17 luglio 2025, 20:00 Ultimo aggiornamento: 20:48

Bruxelles cerca nuovi fondi per il bilancio 2028-34 e propone una tassa sulle grandi imprese, già appesantite dai dazi, per non chiedere altre risorse agli Stati membri. Le critiche dell’Europarlamento: meglio colpire big tech. Ma l’Ue non vuole far innervosire Trump

Qualcuno doveva pur pagare. Con gli Stati membri da sempre restii ad alzare i contributi nazionali e con il debito comune che resta un tabù, la Commissione ricorre alle tasse per portare il bilancio 2028-34 a 2 mila miliardi di euro (dai 1.270 miliardi precedenti), somma necessaria a rilanciare la competitività europea.

Nel mirino finiscono anche le grandi imprese, cioè quelle con un fatturato annuo sopra 100 milioni di euro. Per loro si prospetta un’imposta che farà incassare a Bruxelles circa 6,8 miliardi l’anno.

Le sfide delle imprese Ue

Il problema è che la nuova stretta si abbatte su una categoria già provata dai primi dazi di Donald Trump. E dall’1 agosto il conto rischia di diventare più salato perché le tariffe reciproche per l’Ue, che si aggiungono a quelle su auto (25%) e acciaio e alluminio (50%), potrebbero salire dal 10 al 30%.

La Commissione spera ancora in un accordo ma, se non lo troverà, l’impatto sul solo export italiano sarà di oltre 37 miliardi, tra dazi e mini dollaro, ha spiegato il presidente di Confindustria Emanuele Orsini. Ci sono poi le crisi settoriali, come quella dell’industria, che paga prezzi dell’energia ben più alti delle rivali cinesi e americane. Senza dimenticare che comparti come l’auto devono affrontare una sfida nella sfida a causa della transizione verso l’elettrico.

Una scelta inevitabile

È in questa cornice che va inquadrata la tassa sulle grandi imprese.
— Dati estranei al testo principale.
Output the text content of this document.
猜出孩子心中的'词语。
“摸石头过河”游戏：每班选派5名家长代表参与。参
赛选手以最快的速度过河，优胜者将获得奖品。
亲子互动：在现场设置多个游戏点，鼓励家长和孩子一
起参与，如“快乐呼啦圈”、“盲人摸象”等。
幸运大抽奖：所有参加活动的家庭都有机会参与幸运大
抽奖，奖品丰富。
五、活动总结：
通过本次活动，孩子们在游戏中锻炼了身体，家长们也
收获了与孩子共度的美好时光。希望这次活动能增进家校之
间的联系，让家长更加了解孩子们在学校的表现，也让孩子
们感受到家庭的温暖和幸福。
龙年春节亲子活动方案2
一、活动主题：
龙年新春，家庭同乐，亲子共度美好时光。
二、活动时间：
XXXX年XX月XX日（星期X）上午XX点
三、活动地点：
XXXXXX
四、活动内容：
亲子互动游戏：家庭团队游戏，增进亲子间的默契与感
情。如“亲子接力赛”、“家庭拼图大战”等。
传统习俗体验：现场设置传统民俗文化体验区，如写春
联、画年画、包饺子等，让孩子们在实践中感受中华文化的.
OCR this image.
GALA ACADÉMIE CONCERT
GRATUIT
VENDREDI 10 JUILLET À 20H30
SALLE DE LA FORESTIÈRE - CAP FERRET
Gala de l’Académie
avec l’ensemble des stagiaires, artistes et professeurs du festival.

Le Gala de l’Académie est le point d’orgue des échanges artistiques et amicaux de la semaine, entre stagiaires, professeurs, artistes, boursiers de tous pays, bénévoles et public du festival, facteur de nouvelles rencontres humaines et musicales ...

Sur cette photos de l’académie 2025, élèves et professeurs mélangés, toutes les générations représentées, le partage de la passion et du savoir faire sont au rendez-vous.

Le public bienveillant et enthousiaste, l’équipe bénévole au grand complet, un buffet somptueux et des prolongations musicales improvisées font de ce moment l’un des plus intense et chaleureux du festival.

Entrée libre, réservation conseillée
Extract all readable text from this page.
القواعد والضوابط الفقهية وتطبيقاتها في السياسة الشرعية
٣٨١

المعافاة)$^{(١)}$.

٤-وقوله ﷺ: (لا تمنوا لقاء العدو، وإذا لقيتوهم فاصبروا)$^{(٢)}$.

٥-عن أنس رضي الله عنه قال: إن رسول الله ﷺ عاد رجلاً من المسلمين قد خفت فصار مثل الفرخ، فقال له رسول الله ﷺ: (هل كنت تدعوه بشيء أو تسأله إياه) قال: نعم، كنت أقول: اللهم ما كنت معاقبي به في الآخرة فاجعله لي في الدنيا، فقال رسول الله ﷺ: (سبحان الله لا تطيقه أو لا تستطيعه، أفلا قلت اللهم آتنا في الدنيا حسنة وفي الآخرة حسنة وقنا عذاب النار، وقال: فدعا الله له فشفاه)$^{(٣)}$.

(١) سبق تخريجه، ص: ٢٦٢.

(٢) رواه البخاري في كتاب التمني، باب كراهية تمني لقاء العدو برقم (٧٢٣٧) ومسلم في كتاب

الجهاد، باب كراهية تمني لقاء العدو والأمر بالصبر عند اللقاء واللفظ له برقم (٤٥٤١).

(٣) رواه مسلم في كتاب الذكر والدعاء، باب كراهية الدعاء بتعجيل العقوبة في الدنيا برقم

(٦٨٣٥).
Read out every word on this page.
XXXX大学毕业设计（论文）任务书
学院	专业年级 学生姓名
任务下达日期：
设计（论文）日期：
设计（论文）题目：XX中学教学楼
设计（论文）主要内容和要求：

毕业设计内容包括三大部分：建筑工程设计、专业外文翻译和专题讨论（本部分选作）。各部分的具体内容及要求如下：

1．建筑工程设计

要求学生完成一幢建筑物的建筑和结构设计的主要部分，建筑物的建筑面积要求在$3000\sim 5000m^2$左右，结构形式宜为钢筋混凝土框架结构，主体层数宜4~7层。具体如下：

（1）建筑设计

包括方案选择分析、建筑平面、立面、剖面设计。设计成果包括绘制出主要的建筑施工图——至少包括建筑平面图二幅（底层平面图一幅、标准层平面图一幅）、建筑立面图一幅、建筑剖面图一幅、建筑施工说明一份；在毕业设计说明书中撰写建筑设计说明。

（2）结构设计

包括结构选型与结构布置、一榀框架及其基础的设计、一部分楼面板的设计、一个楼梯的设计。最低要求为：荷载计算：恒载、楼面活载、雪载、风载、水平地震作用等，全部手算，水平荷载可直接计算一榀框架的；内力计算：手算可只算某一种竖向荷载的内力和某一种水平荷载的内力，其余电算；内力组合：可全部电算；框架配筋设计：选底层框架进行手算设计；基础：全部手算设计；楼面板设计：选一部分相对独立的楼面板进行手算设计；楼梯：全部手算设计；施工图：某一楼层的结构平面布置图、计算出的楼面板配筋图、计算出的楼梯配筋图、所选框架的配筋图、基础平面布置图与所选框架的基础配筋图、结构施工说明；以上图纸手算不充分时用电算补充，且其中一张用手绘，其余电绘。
L’impatto sulle aziende italiane non è ancora quantificato, come non è scontato che l’imposta entri in vigore dal 2028. Decideranno i governi dopo un negoziato che si prospetta in salita viste le critiche arrivate da Olanda e Germania. Anche per questo motivo le associazioni industriali italiane restano caute e aspettano maggiori certezze prima di commentare. Per Bruxelles, invece, la via sembra obbligata.

«È inevitabile introdurre nuove tasse se non si vogliono alzare i contributi diretti degli Stati membri», commenta Veronica De Romanis, professoressa di Economia Europea alla Luis e alla Stanford University. «In questo caso la Commissione ha cercato di fare meno male possibile perché l’imposta riguarda solo le grandi imprese e risparmia quelle di medie e piccole dimensioni. In cambio, le aziende colpite potranno beneficiare dei maggiori fondi che il budget 2028-34 stanzierà per l’innovazione e la competitività: queste risorse accresceranno la produttività di tutte le imprese europee».

Le altre tasse Ue

La nuova tassa farebbe salire il gettito annuo di Bruxelles a 58,2 miliardi. Merito anche delle altre quattro imposte proposte dalla presidente Ursula von der Leyen. Quella sui prodotti da tabacco dovrebbe garantire 11,2 miliardi l’anno, mentre quella sui rifiuti elettronici circa 15 miliardi. Altri 9,6 miliardi arriveranno dal mercato delle emissioni nocive e 1,4 miliardi dal dazio ambientale Cbam.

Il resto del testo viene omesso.